Within two hours of antibiotics therapy, the release of inflammatory contents from the bacteria lysis may lead to a flu-like response called Jarisch-Herxheimer reaction (JHR) especially following penicillin treatment [8, 30]. Hence, the patients should be strictly followed and given paracetamol before and after 2 hours of antibiotic commencement to minimize the severity of JHR [8, 31]. As JHR incidence rate in LBRF is 55.8% [32], one would expect such cases in this study. However, there were no reported JHR cases. This could be due to underreporting or under diagnosis because of poor follow up after the initiation of antibiotics treatment. In a meta-analysis of six studies in Ethiopia of patients with LBRF, JHR occurred in 89 of 239 patients (37%) treated with penicillin and in 96 of 199 patients (48%) treated with tetracycline [33]. Myocarditis is another complication commonly reported in LBRF patients [2] but not reported in this case series. As with JHR, this can be due to lack of proper evaluation for these complications. Nevertheless, none of the patients reported symptoms related to these complications. All the patients were discharged with improvement indicating that none developed any serious complication. This may be due to the fact that almost all of the affected patients were young adults with no major underlying medical conditions.
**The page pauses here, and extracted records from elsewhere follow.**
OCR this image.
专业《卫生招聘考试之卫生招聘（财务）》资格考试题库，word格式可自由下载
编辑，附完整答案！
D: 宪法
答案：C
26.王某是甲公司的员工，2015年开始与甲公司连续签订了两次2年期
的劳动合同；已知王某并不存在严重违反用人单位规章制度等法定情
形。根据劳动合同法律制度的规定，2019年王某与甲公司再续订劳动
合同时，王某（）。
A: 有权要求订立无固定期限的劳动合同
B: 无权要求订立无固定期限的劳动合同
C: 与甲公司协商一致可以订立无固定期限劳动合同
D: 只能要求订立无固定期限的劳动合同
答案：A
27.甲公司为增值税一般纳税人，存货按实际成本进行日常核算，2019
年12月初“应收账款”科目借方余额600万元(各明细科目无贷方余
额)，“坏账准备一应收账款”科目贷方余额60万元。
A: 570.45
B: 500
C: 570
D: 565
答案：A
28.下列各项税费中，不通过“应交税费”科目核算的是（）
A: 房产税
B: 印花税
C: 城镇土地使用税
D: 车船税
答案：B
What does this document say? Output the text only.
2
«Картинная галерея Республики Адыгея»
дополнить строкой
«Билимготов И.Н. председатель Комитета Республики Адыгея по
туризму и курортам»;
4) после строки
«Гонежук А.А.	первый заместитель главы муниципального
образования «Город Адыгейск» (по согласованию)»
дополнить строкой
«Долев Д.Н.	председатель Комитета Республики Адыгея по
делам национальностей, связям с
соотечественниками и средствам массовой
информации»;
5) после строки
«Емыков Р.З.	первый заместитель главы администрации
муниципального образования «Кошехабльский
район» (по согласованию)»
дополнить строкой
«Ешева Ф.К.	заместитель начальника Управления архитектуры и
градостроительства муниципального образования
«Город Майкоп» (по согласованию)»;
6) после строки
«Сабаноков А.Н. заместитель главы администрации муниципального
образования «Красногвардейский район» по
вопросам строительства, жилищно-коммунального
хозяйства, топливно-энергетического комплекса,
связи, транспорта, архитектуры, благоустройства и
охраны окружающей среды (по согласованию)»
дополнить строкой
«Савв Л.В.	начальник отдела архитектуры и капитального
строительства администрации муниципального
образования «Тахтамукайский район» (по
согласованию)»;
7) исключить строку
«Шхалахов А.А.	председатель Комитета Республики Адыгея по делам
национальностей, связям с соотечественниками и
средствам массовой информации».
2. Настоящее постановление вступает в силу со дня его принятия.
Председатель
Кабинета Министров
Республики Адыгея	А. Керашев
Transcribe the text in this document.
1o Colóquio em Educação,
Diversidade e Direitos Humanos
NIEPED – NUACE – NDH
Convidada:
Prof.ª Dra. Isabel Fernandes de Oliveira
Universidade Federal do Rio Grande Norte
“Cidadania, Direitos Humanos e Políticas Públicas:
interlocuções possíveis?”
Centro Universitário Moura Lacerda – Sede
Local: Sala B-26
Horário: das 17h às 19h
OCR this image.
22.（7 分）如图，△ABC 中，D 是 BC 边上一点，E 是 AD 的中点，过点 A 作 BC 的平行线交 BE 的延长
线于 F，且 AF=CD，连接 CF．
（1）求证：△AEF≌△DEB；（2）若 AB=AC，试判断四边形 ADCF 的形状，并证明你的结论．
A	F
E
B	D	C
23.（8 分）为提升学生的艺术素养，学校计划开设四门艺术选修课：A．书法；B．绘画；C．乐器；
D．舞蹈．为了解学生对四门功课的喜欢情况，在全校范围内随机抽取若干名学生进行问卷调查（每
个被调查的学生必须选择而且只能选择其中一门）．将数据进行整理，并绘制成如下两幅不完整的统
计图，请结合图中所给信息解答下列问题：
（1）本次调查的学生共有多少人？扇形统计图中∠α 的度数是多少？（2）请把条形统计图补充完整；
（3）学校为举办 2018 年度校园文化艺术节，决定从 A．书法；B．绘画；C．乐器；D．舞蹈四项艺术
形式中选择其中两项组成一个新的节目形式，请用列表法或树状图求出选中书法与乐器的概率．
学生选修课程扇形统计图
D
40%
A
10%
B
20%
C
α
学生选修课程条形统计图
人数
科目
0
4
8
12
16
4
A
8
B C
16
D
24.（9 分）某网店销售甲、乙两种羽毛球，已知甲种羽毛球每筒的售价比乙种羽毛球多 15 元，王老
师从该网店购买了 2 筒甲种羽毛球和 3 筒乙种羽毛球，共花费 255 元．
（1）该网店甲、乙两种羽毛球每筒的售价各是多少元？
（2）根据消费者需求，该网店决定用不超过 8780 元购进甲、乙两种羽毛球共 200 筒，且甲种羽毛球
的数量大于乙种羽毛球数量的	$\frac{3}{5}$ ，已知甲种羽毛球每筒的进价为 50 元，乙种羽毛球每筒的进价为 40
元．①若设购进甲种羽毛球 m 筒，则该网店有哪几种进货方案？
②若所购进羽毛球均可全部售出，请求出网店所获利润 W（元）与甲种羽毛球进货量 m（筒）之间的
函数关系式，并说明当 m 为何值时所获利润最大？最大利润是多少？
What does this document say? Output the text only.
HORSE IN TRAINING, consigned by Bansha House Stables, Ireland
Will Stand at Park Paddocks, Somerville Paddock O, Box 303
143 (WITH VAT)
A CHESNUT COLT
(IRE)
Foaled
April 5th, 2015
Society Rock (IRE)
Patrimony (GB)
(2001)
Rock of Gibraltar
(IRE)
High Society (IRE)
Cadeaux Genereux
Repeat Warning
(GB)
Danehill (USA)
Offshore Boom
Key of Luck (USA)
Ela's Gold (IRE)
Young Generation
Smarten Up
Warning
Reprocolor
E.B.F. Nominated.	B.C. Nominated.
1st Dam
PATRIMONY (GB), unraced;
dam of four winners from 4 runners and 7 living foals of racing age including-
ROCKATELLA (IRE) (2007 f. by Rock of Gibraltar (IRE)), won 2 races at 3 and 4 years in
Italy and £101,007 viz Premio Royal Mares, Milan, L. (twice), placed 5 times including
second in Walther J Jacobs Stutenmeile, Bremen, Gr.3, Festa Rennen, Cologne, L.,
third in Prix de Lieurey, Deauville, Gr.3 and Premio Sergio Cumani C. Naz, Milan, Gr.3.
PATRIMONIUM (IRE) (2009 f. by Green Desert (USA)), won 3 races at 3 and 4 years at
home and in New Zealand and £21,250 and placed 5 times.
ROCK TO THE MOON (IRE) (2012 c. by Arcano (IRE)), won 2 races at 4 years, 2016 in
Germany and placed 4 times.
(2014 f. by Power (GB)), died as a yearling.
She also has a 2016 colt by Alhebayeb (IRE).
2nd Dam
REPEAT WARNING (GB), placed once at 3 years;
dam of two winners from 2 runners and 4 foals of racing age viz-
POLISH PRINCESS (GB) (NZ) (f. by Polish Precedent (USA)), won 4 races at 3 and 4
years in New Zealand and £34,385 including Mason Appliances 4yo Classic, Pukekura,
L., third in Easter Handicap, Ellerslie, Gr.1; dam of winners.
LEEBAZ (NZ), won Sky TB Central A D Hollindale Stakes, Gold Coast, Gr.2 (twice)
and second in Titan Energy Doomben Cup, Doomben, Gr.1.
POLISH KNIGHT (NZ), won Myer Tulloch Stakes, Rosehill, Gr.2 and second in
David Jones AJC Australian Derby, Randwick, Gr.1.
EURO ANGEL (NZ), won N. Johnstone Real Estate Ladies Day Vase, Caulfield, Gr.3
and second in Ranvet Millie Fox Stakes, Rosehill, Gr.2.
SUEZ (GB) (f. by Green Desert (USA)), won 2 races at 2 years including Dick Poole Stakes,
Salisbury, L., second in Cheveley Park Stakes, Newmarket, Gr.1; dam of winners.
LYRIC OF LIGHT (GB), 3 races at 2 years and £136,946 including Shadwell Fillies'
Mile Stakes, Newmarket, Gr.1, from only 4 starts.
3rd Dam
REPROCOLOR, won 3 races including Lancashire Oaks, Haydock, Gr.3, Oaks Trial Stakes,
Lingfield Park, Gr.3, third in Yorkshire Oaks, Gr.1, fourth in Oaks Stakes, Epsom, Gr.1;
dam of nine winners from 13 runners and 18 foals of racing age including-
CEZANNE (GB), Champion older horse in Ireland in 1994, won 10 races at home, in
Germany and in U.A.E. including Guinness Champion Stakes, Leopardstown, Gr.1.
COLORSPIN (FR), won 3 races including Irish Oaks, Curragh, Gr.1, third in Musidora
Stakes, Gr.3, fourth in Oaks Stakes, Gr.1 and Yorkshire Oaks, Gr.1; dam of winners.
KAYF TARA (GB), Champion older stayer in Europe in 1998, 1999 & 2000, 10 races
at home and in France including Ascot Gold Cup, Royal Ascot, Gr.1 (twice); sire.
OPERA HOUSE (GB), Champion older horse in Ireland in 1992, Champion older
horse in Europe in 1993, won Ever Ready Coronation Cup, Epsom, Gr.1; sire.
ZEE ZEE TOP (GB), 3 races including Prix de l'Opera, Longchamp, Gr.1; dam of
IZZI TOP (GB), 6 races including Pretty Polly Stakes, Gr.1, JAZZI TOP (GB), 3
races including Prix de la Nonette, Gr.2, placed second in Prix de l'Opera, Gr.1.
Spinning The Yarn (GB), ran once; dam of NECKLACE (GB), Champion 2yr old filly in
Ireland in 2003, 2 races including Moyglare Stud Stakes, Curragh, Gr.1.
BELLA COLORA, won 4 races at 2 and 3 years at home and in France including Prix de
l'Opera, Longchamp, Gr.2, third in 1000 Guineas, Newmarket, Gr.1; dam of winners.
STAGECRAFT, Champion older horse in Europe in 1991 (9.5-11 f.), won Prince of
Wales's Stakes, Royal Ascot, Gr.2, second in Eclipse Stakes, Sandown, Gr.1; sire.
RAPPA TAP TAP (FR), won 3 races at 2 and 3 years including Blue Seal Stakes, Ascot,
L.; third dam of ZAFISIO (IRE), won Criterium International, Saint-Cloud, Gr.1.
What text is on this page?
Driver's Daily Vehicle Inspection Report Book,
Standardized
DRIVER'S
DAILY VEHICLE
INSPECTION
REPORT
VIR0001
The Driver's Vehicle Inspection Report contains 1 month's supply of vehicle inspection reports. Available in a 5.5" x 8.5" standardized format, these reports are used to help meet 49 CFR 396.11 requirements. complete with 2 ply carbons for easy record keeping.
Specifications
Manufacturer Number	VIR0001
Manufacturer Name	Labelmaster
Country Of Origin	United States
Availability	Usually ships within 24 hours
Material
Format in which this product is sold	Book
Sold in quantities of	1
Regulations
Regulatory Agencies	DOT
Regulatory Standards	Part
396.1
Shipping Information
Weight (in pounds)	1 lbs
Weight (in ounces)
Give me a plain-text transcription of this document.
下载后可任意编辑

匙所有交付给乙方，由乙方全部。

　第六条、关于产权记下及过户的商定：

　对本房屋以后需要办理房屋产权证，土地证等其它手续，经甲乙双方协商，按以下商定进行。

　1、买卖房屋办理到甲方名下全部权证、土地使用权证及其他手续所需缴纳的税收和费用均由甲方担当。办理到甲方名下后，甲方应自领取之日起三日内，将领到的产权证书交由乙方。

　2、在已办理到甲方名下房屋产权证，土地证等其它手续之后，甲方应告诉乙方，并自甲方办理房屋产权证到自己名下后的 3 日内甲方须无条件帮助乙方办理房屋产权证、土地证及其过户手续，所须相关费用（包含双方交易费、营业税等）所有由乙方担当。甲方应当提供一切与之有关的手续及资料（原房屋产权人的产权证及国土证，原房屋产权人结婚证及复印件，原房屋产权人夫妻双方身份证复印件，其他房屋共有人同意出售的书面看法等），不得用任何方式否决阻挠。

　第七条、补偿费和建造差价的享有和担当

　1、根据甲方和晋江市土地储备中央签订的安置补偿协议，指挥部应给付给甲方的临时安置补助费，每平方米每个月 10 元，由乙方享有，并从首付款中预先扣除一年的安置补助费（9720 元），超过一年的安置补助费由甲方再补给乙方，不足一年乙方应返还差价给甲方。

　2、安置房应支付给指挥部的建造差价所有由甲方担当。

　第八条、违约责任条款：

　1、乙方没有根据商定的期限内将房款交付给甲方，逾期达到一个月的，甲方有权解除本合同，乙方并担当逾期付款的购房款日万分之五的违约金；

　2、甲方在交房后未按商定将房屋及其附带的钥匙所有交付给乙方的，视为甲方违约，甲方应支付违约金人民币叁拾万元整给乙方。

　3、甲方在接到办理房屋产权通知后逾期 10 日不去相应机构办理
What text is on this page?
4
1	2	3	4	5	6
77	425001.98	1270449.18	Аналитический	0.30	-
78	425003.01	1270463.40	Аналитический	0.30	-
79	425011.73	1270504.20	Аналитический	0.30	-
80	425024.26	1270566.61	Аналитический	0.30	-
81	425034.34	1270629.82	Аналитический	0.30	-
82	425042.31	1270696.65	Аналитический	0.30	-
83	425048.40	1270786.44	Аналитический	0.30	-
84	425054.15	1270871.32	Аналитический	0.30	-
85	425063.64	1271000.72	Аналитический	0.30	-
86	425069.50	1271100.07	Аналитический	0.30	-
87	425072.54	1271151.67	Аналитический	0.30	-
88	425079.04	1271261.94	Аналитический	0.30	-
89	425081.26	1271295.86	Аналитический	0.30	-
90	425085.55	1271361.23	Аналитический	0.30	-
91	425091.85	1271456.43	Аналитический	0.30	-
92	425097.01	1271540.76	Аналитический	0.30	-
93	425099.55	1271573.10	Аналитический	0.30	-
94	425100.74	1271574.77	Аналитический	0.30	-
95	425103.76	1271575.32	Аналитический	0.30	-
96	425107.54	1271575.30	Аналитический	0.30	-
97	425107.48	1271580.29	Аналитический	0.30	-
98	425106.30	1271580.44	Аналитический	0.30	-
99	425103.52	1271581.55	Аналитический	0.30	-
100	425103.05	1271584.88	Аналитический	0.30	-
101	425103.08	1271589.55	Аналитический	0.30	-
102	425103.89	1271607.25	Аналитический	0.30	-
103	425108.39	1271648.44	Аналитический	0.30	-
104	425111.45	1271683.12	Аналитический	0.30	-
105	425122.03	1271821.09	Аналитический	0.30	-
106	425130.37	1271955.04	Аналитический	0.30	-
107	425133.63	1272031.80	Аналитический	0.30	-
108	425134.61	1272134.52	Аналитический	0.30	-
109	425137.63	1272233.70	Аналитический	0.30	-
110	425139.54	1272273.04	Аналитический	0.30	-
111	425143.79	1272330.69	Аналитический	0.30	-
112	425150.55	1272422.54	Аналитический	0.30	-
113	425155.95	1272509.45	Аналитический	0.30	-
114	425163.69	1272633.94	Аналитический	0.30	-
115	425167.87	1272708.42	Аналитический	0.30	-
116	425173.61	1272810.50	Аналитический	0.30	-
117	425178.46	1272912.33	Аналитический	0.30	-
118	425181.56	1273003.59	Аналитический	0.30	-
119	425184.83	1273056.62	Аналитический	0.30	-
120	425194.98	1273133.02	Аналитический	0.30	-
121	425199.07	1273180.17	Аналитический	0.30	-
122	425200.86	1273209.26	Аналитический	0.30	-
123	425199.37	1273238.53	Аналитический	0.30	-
Additionally, all of them were treated promptly with antibiotics, IV fluids, and paracetamol that might have led to early recovery without major complications.
Strengths and limitations
This case series would help complement the evidence gap in louse borne relapsing fever. It highlights the importance of high index of suspicion for the diagnosis and treatment of LBRF in “high-risk settings”. Moreover, the presentations of epistaxis and thrombocytopenia have also been highlighted as the important presentations and complications in patients with LBRF. However, it lacks exhaustive evaluation of patients’ clinical course in the hospital. Besides, most of the patients were treated without confirming the diagnosis. ECG and echocardiographic evaluation to detect myocarditis, an important complication, were not performed.
Conclusions
Louse borne relapsing fever remains an important public health problem in Ethiopia. Patients with LBRF may present with severe thrombopenia and bleeding diathesis. Giemsa-stained blood film remains the mainstay of relapsing fever diagnosis in Ethiopia despite its low yield. Hence, treatment decision should additionally rely on clinical presentation, epidemiologic patterns, and laboratory tests to rule out diseases with similar presentation. Early case detection and treatment initiation prevent outbreak propagation and improve treatment outcome.
Acknowledgments
We would like to express our sincere and deep-rooted thanks to the Jimma Emergency Operation Center, Jimma Medical Center, Jimma Main Prison, Ethiopian Public Health Institute, Oromia Regional Health Bureau, Jimma Zone Health Department, Jimma Town Health Department and study teams, for the support provided during intervention and data collection.